目次

[1]捕手の魅力は小学校の時から気づいた
[2]新チームでは扇の要としてチームを引っ張ることを決めた/江川が語るキャッチング・スローイング論

 初出場の大分。攻守の原動力として活躍したのが正捕手・江川 侑斗だ。九州ナンバーワンキャッチャーとして注目される江川は巧みなインサイドワーク、高いキャッチング技術、正確なスローイングは一級品で、大分のライバル校の選手が「江川のスローイング、キャッチングがすごい」と口をそろえる。江川はいかにして高い技量を身につけたのか。その秘密に迫る。

捕手の魅力は小学校の時から気づいた


 小学校2年から捕手の魅力に取りつかれた。

 松岡少年野球クラブ(軟式)では、捕手以外では、投手・三塁手・一塁手をこなしたが、なぜ捕手が一番気に入ったのか。
 「捕手は他の野手と比べて見ている景色が違いますし、自分で試合を動かして、チームの要になるポジションだと思います。そこでプレーするところに惹かれて捕手にはまりました」

 また捕手としての力量は中学野球の関係者の目に留まり、大分中からの誘いもあって受験し、見事に合格。大分中が運営する大分明野シニア(現・大分中学リトルシニア)に入部する。

 この3年間は、捕手力を高めた。
 「特に学んだのは配球ですね。監督さんから基本的な配球のほか、勝負に行くときの強気の配球も教えていただき、大きく成長ができました」

 正捕手としてチームを引っ張り、春・夏の全国大会に出場し、さらにシニア全国代表にも選ばれる。そこで得たものは大きかった。
「レベルの高い選手が多くて、試合をしていても楽しさもありました」

 その中でも東海大相模の左腕・野口 裕斗のボール、東海大菅生成瀬 脩人のセンスの高さに驚かされたという。中学3年間は、江川にとって濃い3年間だった。

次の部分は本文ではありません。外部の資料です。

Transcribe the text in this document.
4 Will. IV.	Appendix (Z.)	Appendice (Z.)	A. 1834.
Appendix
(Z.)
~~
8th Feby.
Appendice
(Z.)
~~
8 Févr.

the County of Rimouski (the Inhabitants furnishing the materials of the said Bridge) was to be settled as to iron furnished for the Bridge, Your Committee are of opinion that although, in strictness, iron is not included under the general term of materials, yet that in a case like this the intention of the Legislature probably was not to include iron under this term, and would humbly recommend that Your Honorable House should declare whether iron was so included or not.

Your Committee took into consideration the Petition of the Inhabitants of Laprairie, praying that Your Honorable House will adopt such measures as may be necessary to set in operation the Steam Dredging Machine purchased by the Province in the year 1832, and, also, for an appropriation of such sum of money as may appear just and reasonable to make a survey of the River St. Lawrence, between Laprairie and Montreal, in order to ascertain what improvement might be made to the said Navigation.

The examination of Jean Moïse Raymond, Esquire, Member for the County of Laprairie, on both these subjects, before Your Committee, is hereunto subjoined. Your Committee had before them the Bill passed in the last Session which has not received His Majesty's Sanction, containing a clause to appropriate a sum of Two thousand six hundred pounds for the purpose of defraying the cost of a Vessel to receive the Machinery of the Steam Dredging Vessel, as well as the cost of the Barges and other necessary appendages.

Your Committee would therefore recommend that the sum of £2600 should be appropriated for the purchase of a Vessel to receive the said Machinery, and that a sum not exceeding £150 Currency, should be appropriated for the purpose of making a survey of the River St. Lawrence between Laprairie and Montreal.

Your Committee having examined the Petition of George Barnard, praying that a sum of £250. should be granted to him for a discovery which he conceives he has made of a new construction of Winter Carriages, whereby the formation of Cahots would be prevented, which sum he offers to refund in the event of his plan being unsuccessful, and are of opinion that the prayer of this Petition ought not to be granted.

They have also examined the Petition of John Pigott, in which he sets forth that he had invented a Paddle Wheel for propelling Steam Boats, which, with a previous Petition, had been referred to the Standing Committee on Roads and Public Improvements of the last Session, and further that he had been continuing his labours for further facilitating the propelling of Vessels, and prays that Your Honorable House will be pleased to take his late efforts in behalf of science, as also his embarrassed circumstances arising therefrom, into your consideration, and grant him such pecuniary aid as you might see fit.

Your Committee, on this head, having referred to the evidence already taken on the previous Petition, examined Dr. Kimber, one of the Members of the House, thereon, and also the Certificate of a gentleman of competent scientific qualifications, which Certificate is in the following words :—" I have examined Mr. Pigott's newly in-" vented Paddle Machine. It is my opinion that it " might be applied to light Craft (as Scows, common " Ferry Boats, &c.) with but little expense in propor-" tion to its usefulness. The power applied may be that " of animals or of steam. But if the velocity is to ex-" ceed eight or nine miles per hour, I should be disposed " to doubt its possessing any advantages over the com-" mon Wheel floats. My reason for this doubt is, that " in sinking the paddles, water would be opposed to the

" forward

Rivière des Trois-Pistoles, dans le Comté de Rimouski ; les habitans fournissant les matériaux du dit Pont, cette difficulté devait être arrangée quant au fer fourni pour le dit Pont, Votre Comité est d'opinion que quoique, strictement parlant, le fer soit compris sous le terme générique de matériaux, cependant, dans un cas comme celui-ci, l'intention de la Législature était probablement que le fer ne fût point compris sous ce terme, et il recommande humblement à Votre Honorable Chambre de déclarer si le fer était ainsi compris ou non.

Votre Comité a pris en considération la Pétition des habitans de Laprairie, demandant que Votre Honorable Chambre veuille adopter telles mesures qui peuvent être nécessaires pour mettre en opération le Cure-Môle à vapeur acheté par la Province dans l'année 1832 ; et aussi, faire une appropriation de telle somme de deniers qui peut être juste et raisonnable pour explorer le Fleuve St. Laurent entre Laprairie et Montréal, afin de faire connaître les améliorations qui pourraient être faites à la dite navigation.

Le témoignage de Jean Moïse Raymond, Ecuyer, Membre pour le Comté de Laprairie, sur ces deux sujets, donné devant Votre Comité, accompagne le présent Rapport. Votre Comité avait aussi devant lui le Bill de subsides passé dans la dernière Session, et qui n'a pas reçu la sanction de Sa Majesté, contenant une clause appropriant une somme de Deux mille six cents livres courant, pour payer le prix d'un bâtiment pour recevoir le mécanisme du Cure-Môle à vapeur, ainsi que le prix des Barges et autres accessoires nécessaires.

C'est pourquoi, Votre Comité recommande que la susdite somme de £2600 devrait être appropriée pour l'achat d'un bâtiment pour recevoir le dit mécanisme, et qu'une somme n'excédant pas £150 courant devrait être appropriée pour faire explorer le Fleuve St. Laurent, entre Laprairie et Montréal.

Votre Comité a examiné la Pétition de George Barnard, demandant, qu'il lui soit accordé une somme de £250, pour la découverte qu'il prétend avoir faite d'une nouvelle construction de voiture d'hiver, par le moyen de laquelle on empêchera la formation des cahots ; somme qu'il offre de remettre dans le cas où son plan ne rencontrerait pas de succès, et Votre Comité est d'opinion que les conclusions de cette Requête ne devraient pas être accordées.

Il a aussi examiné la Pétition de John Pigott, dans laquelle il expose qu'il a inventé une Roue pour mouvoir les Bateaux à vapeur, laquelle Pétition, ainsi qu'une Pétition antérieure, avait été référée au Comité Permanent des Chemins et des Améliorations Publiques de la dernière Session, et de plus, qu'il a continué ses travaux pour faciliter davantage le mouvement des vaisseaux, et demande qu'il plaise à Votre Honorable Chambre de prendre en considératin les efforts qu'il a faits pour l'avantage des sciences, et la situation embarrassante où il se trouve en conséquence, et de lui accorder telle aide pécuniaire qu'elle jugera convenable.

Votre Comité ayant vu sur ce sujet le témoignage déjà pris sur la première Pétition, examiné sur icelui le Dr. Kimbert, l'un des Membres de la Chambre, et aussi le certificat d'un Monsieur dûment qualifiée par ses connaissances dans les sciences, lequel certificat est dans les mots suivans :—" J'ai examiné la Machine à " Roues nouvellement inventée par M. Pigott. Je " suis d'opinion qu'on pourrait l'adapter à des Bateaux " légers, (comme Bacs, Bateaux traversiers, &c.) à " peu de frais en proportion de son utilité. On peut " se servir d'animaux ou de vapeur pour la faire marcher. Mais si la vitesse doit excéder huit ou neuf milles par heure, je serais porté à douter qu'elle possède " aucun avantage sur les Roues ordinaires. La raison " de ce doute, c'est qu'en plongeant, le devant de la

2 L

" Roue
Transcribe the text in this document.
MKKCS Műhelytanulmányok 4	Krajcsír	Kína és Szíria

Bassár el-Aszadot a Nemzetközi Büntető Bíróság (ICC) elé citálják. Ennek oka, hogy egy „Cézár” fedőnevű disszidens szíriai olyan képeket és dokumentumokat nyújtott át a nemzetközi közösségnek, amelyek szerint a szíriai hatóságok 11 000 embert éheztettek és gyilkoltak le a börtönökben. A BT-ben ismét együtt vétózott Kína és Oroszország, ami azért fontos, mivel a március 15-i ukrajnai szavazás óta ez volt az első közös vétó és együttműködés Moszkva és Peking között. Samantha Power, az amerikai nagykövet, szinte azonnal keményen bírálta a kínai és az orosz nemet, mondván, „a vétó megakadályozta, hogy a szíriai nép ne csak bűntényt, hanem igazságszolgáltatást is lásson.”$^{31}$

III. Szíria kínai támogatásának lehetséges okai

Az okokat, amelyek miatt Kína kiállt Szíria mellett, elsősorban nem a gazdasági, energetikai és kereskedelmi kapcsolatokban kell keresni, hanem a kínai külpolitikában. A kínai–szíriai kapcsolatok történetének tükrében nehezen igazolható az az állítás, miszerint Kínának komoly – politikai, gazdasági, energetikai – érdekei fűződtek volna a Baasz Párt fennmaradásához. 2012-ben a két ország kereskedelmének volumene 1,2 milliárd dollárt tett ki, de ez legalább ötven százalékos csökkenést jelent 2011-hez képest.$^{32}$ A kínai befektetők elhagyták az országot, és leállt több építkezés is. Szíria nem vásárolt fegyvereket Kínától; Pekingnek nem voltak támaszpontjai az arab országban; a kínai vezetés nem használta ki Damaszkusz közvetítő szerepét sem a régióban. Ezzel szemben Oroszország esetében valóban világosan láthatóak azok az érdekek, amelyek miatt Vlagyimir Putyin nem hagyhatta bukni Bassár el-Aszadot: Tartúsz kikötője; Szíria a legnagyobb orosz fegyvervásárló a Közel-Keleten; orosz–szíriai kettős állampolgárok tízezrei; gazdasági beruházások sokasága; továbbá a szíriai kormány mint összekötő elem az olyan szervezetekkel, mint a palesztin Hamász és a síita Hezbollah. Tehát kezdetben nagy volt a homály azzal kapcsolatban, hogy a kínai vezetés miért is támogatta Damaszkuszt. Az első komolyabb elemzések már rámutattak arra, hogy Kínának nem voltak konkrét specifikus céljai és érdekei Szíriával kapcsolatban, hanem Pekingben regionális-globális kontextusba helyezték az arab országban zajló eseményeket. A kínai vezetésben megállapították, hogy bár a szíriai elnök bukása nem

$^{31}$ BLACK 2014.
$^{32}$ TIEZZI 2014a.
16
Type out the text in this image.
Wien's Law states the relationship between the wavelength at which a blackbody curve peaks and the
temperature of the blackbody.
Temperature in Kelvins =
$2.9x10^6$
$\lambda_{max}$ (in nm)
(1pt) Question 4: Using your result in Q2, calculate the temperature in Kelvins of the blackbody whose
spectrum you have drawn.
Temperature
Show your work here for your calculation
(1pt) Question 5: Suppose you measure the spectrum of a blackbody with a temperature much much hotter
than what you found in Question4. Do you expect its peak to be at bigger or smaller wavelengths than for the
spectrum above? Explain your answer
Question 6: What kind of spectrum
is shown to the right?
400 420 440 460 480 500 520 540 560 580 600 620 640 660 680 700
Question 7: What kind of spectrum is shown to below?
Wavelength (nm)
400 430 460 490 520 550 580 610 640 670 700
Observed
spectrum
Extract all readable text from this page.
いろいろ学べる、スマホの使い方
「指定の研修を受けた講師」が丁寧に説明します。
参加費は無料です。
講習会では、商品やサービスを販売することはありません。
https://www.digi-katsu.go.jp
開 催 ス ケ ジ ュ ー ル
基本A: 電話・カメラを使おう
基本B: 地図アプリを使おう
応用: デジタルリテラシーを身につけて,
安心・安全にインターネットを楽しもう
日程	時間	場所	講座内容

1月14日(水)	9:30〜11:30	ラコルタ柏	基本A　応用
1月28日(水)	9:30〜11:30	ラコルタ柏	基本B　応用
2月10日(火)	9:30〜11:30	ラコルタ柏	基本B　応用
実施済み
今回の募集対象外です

 そして、そのまま大分高に入学した江川は2年春にベンチ入り。打率を残せる正確な打撃力と、声でアピールをして、夏にはレフトでスタメン出場するも、初戦敗退。
 「夏の甲子園を狙っていたのに、初戦敗退したのは本当に悔しくて落ち込んで、敗退した日はなかなか眠れませんでした」

 試合翌日もなかなか切り替えられずにいたが、先輩からの励ましもあり、秋は捕手として甲子園を目指そうと心に決めたのだった。